Guevara finished with an overall record of 70–20 and led the Poets to 3 straight SCIAC championships and berths to the NAIA tournament. Two of those wins were during the teams' appearances in 1970 and 1972.

=== San Jose State ===
In 1971, Guevara became the head coach for San Jose State Spartans men's basketball team to replace Dan Glines. Guevara inherited a team that went winless in conference play for the second consecutive time in the In his second year, Guevara upset No. 5 Long Beach State: the program's second win over a Top 5 opponent.
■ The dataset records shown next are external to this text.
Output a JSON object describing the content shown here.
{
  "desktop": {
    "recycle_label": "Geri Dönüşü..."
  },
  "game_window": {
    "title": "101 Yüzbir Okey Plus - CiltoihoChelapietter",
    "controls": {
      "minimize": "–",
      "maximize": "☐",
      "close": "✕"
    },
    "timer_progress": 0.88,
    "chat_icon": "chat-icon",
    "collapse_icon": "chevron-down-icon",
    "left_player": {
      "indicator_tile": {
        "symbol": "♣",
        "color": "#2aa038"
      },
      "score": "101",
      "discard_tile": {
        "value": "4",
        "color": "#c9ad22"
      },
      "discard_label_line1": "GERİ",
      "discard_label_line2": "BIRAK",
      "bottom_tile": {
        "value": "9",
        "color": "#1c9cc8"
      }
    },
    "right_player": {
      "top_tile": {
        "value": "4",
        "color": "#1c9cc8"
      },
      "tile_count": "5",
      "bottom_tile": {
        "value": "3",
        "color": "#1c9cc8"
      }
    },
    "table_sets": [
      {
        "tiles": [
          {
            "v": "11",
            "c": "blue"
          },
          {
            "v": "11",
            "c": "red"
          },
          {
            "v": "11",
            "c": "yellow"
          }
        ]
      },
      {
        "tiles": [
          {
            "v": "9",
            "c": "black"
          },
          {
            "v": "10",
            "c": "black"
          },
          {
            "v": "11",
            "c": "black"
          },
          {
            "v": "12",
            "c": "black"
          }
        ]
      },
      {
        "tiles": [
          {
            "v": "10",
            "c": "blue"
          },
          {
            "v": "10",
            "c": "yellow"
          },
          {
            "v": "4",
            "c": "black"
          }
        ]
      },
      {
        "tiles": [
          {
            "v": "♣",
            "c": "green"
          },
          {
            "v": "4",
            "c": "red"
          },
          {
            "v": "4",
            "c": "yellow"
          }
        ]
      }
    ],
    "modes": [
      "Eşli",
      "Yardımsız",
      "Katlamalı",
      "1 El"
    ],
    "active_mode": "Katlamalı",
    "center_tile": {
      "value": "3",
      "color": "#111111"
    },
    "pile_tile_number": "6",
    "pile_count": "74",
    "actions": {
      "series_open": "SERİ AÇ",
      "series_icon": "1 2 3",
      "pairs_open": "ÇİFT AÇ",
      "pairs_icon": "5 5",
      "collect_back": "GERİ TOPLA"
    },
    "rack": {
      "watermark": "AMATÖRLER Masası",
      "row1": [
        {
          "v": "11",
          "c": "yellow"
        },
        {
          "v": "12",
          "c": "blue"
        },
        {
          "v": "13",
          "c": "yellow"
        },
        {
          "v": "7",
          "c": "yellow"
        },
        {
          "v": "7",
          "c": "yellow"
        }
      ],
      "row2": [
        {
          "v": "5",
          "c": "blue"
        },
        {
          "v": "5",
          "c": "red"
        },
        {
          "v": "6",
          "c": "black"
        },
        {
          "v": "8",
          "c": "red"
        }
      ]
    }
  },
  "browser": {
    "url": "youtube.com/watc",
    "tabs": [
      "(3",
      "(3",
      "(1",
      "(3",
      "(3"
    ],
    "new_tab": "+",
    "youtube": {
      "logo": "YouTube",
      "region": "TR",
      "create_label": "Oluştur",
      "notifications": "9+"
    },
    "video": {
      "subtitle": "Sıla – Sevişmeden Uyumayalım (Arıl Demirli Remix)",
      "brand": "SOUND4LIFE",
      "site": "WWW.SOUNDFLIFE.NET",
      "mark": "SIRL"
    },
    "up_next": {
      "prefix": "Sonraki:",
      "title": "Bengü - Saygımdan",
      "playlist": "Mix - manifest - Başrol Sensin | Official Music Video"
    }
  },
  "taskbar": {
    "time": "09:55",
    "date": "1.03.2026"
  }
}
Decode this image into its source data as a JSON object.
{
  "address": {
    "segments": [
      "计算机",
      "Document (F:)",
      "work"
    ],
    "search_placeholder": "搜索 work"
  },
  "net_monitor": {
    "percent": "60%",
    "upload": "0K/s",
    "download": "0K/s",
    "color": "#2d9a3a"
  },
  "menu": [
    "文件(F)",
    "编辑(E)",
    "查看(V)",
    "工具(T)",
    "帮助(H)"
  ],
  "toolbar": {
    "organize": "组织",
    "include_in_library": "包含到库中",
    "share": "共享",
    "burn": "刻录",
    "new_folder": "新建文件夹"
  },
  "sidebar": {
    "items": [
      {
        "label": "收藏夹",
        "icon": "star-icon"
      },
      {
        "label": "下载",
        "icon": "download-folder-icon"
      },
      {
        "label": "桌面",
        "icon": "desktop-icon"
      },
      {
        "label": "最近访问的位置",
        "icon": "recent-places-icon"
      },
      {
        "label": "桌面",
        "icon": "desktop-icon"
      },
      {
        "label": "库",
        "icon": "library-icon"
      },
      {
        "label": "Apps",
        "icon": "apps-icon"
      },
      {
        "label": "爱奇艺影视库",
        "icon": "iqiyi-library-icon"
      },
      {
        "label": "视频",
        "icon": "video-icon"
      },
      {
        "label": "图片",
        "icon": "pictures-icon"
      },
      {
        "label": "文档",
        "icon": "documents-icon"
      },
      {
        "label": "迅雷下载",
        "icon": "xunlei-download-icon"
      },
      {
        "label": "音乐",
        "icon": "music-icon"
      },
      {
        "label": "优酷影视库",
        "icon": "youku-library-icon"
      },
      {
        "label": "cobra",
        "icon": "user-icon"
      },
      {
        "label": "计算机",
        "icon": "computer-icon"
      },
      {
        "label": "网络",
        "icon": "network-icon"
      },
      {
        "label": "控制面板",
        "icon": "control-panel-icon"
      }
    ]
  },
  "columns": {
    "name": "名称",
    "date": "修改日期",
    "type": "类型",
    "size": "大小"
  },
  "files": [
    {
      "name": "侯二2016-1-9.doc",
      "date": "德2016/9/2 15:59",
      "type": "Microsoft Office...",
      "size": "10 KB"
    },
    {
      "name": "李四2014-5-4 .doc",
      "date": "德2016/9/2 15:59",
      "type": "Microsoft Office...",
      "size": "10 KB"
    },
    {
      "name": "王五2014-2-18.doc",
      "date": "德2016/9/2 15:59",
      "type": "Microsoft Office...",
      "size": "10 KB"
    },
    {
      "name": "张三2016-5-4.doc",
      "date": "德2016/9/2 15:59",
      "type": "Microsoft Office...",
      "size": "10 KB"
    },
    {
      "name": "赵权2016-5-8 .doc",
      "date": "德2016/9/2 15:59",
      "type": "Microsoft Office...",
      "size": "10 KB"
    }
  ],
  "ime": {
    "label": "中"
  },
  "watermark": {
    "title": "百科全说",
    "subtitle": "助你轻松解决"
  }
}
Guevara was relieved of his duties at the end of the 1978–79 season.

=== Coaching Record ===

Record table
| Season | Team | Overall | Conference | Standing | Postseason |
Whittier Poets (Southern California Intercollegiate Athletic Conference) (1968–1971)
| 1968–69 | Whittier | 25–5 | 8–0 | 1st | NAIA second round |
| 1969–70 | Whittier | 21–8 |  | T–1st | NAIA first round |
| 1970–71 | Whittier | 24–7 | 7–1 | 1st | NAIA second round |
| Whittier: |  | 70–20 (.778) |  |  |  |  |  |  |
San Jose State Spartans (Pacific Coast Athletic Association) (1972–1979)
| 1971–72 | San Jose State | 11–15 | 5–7 | 6th |  |
| 1972–73 | San Jose State | 11–14 | 6–6 | 5th |  |
| 1973–74 | San Jose State | 11–15 | 2–10 | 7th |  |
| 1974–75 | San Jose State | 16–13 | 4–6 | 4th |  |
| 1975–76 | San Jose State | 17–10 | 5–5 | 3rd |  |
| 1976–77 | San Jose State | 17–12 | 8–4 | 3rd |  |
| 1977–78 | San Jose State | 8–19 | 4–10 | 6th |  |
| 1978–79 | San Jose State | 7–20 | 4–10 | 7th |  |
| San Jose State: |  | 98–118 (.454) | 38–58 (.396) |  |  |  |  |  |
| Total: |  | 168–138 (.549) |  |  |  |  |  |  |  |
National champion Postseason invitational champion Conference regular season champion Conference regular season and conference tournament champion Division regular season champion Division regular season and conference tournament champion Conference tournament champion

== Personal life ==
Guevara was also an instructor/teacher at Whittier College's and Montebello High School's physical education classes. During the offseason, Guevara directed a summer basketball league in 1967 and 1969 sponsored by the City of Whittier's Department of Recreation and a track & field event at La Habra High School in 1964.

Guevara has a younger brother named Paul who was born in Los Angeles. Guevara has three sons who all played college basketball at Gavilan College. His family resides at Morgan Hill, California.

=== Personal works ===
Guevara published an article on a book titled "Tips & Ideas for Winning Basketball" by Tom Tarleton called "Selecting a Defense".

Guevara made an educational film called "Whittier's 3-2 Zone Defense".